On one hand, Disney’s “Saving Mr. Banks” will open the festival at the TCL Chinese Theater (formerly Grauman’s Chinese), where the movie whose story it tells, “Mary Poppins,” premiered nearly 50 years ago.
On the other hand, an array of challenging films like “Borgman,” “Like Father, Like Son” and “Heli” are scattered throughout the screening schedule, with more than a dozen official entries in the Oscar foreign-language race and a number of films that would otherwise never see the inside of the Chinese 6 multiplex Hollywood.
On one hand, the festival will showcase such stars as Tom Hanks, Emma Thompson, Christian Bale, Meryl Streep, Julia Roberts, Bruce Dern, Mark Wahlberg and Ben Stiller, many of whom will walk the red carpet in front of the Chinese.
On the other hand, the AFI Fest’s guest artistic director is French New Wave icon Agnes Varda, a 85-year-old director whose work is thoroughly un-Hollywood.
But when TheWrap asked festival director Jacqueline Lyanga if she thought her fest was a bit schizophrenic, she immediately responded, “Definitely not.”
Added Lyanga, “I think if you look at any major international festival, you’ll find a bunch of big studio features and international cinema. All the big festivals have red carpets, because it helps bring attention to the festival and makes for a really powerful combination.”

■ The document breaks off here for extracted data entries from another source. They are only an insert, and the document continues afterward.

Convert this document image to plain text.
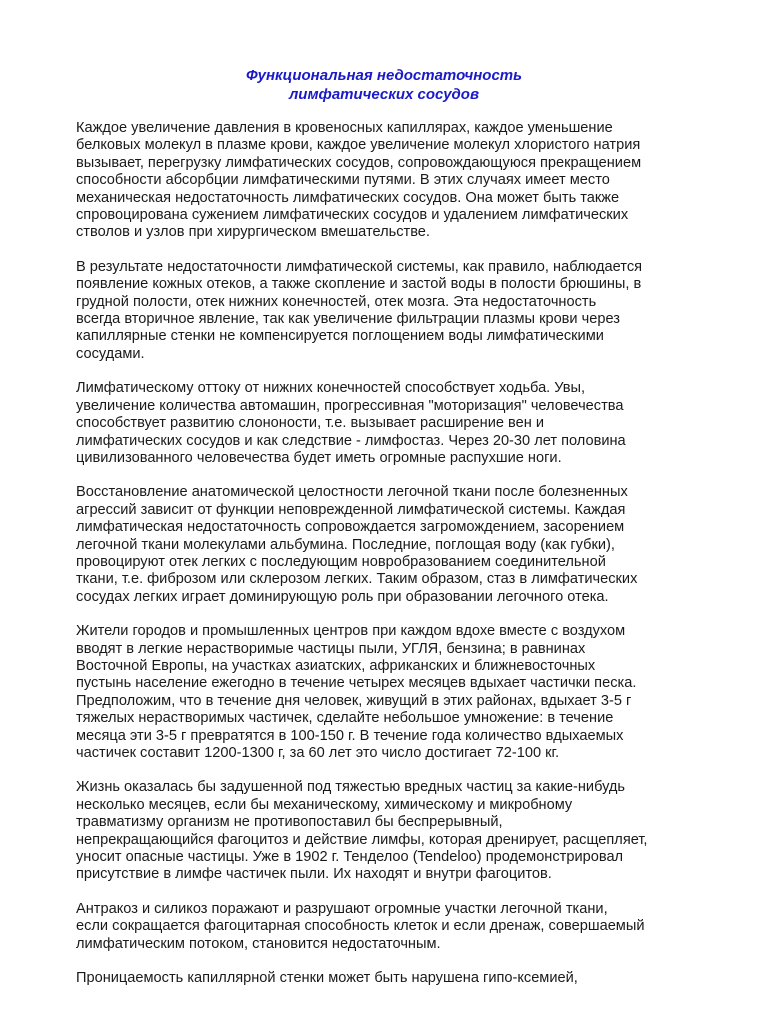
Функциональная недостаточность
лимфатических сосудов

Каждое увеличение давления в кровеносных капиллярах, каждое уменьшение
белковых молекул в плазме крови, каждое увеличение молекул хлористого натрия
вызывает, перегрузку лимфатических сосудов, сопровождающуюся прекращением
способности абсорбции лимфатическими путями. В этих случаях имеет место
механическая недостаточность лимфатических сосудов. Она может быть также
спровоцирована сужением лимфатических сосудов и удалением лимфатических
стволов и узлов при хирургическом вмешательстве.

В результате недостаточности лимфатической системы, как правило, наблюдается
появление кожных отеков, а также скопление и застой воды в полости брюшины, в
грудной полости, отек нижних конечностей, отек мозга. Эта недостаточность
всегда вторичное явление, так как увеличение фильтрации плазмы крови через
капиллярные стенки не компенсируется поглощением воды лимфатическими
сосудами.

Лимфатическому оттоку от нижних конечностей способствует ходьба. Увы,
увеличение количества автомашин, прогрессивная "моторизация" человечества
способствует развитию слононости, т.е. вызывает расширение вен и
лимфатических сосудов и как следствие - лимфостаз. Через 20-30 лет половина
цивилизованного человечества будет иметь огромные распухшие ноги.

Восстановление анатомической целостности легочной ткани после болезненных
агрессий зависит от функции неповрежденной лимфатической системы. Каждая
лимфатическая недостаточность сопровождается загромождением, засорением
легочной ткани молекулами альбумина. Последние, поглощая воду (как губки),
провоцируют отек легких с последующим новробразованием соединительной
ткани, т.е. фиброзом или склерозом легких. Таким образом, стаз в лимфатических
сосудах легких играет доминирующую роль при образовании легочного отека.

Жители городов и промышленных центров при каждом вдохе вместе с воздухом
вводят в легкие нерастворимые частицы пыли, УГЛЯ, бензина; в равнинах
Восточной Европы, на участках азиатских, африканских и ближневосточных
пустынь население ежегодно в течение четырех месяцев вдыхает частички песка.
Предположим, что в течение дня человек, живущий в этих районах, вдыхает 3-5 г
тяжелых нерастворимых частичек, сделайте небольшое умножение: в течение
месяца эти 3-5 г превратятся в 100-150 г. В течение года количество вдыхаемых
частичек составит 1200-1300 г, за 60 лет это число достигает 72-100 кг.

Жизнь оказалась бы задушенной под тяжестью вредных частиц за какие-нибудь
несколько месяцев, если бы механическому, химическому и микробному
травматизму организм не противопоставил бы беспрерывный,
непрекращающийся фагоцитоз и действие лимфы, которая дренирует, расщепляет,
уносит опасные частицы. Уже в 1902 г. Тенделоо (Tendeloo) продемонстрировал
присутствие в лимфе частичек пыли. Их находят и внутри фагоцитов.

Антракоз и силикоз поражают и разрушают огромные участки легочной ткани,
если сокращается фагоцитарная способность клеток и если дренаж, совершаемый
лимфатическим потоком, становится недостаточным.

Проницаемость капиллярной стенки может быть нарушена гипо-ксемией,
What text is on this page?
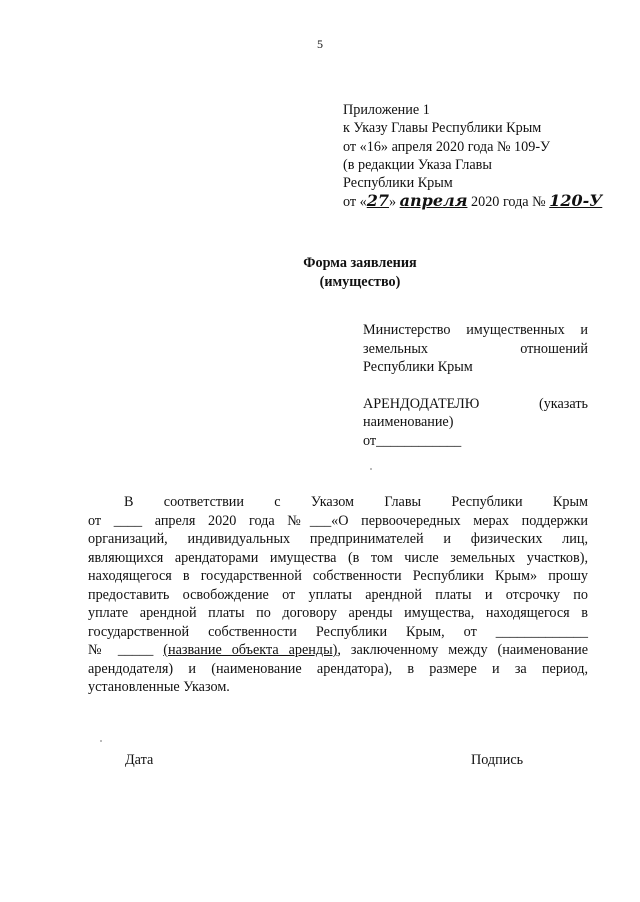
5
Приложение 1
к Указу Главы Республики Крым
от «16» апреля 2020 года № 109-У
(в редакции Указа Главы
Республики Крым
от «27» апреля 2020 года № 120-У
Форма заявления
(имущество)
Министерство имущественных и
земельных отношений
Республики Крым
АРЕНДОДАТЕЛЮ (указать
наименование)
от____________
В соответствии с Указом Главы Республики Крым
от ____ апреля 2020 года №___«О первоочередных мерах поддержки
организаций, индивидуальных предпринимателей и физических лиц,
являющихся арендаторами имущества (в том числе земельных участков),
находящегося в государственной собственности Республики Крым» прошу
предоставить освобождение от уплаты арендной платы и отсрочку по
уплате арендной платы по договору аренды имущества, находящегося в
государственной собственности Республики Крым, от _____________
№ _____ (название объекта аренды), заключенному между (наименование
арендодателя) и (наименование арендатора), в размере и за период,
установленные Указом.
Дата	Подпись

At AFI Fest, the combination is also irresistible to awards campaigners, which is why “Saving Mr. Banks” is the opening-night film, the Coen brothers’ “Inside Llewyn Davis” is the closing-night event, and every night brings a gala of a movie that hopes to figure in the awards race.
There’s “August: Osage County” on Friday, “Out of the Furnace” on Saturday, “Mandela: Long Walk to Freedom” on Sunday, “Nebraska” on Monday, “Lone Survivor” on Tuesday, “The Secret Life of Walter Mitty” and “Her” on Wednesday.

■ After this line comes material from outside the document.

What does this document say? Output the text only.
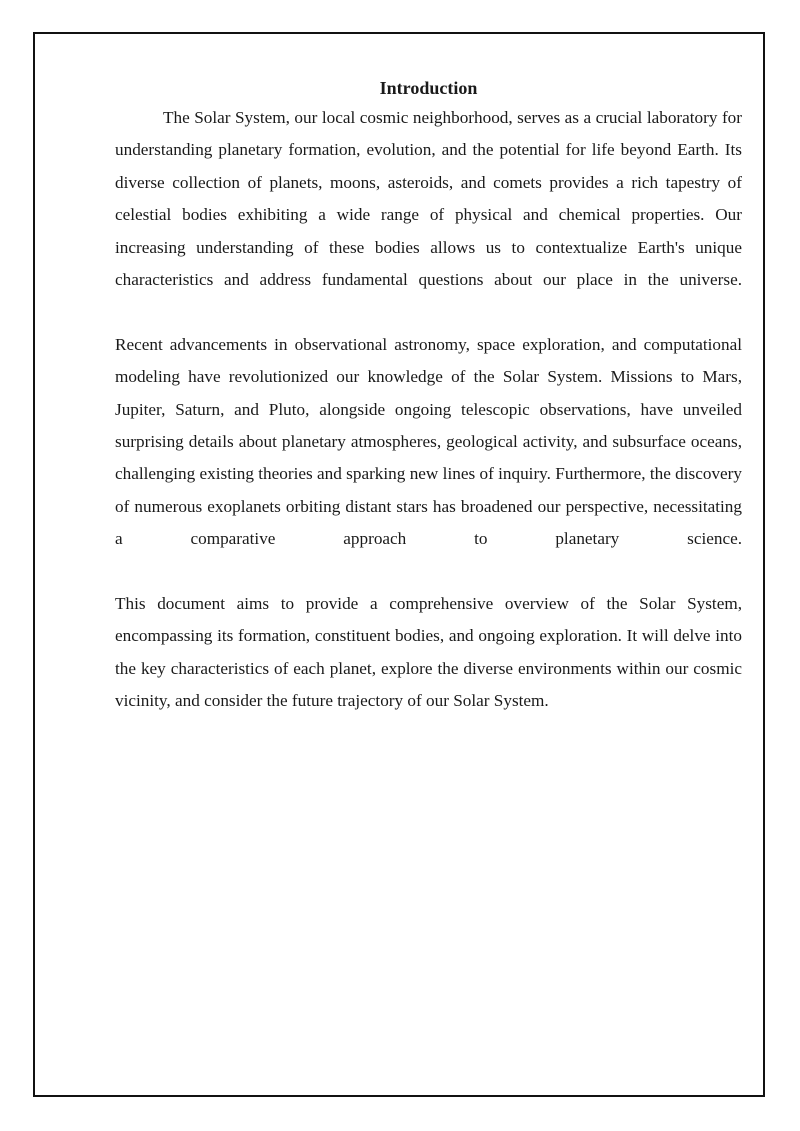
Introduction

The Solar System, our local cosmic neighborhood, serves as a crucial laboratory for understanding planetary formation, evolution, and the potential for life beyond Earth. Its diverse collection of planets, moons, asteroids, and comets provides a rich tapestry of celestial bodies exhibiting a wide range of physical and chemical properties. Our increasing understanding of these bodies allows us to contextualize Earth's unique characteristics and address fundamental questions about our place in the universe.

Recent advancements in observational astronomy, space exploration, and computational modeling have revolutionized our knowledge of the Solar System. Missions to Mars, Jupiter, Saturn, and Pluto, alongside ongoing telescopic observations, have unveiled surprising details about planetary atmospheres, geological activity, and subsurface oceans, challenging existing theories and sparking new lines of inquiry. Furthermore, the discovery of numerous exoplanets orbiting distant stars has broadened our perspective, necessitating a comparative approach to planetary science.

This document aims to provide a comprehensive overview of the Solar System, encompassing its formation, constituent bodies, and ongoing exploration. It will delve into the key characteristics of each planet, explore the diverse environments within our cosmic vicinity, and consider the future trajectory of our Solar System.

Another curious wrinkle: The American Film Institute is set up to honor, as its title suggests, American films. The AFI’s annual list of the year’s 10 best disqualifies movies made by non-American filmmakers to focus on homegrown art – but the festival it runs is long on foreign films, with more than half of the program not in English.
“American filmmakers have always influenced international filmmakers, and vice versa,” said Lyanga. “Agnes Varda and the French New Wave had great influence on many American directors, but they were influenced by American movies themselves. There’s a great cross-pollination that happens in cinema.”
Coming at the end of the year, the AFI Fest deliberately picks films from across the entire year’s festival landscape. The lineup includes “Breathe In” and “Charlie Victor Romeo,” which first screened at Sundance; “My Dog Killer” from Rotterdam; “Gloria” and “The Child’s Pose” from Berlin; “The Rocket” from Tribeca; “Awful Nice” from SXSW; “Grand Central,” “Heli,” “The Past,” “The Great Beauty” and “The Missing Picture” from Cannes; “Exhibition” from Locarno; “Bethlehem” from Telluride; “Half the Yellow Sun” and “The Green Inferno” from Toronto; and “Walter Mitty” and “Her” from New York, among many others that were cherry-picked from a year of AFI Fest programmers hitting other festivals.
Tickets are free, courtesy of chief sponsor Audi, though that doesn’t mean they’re always easy to get your hands on. (Paying for passes is also an option.) Last year’s festival drew about 75,000 people, which Lyanga called “the perfect number,” though she expects an expanded slate of conversations to increase attendance this year.
And will there be another “Secret Screening,” an AFI staple that in the past few years has included David O. Russell‘s “The Fighter,” Steven Soderbergh‘s “Haywire” and last year’s James Bond movie “Skyfall”? Lyanga would only say, “possibly.”
Warning: If there is, it won’t be Russell’s “American Hustle.” The director will be the subject of a tribute on Friday night at the Egyptian, and the festival has promised to show clips from “Hustle” as part of that tribute – but as for a surprise screening of the entire movie, all signs say it’s not happening.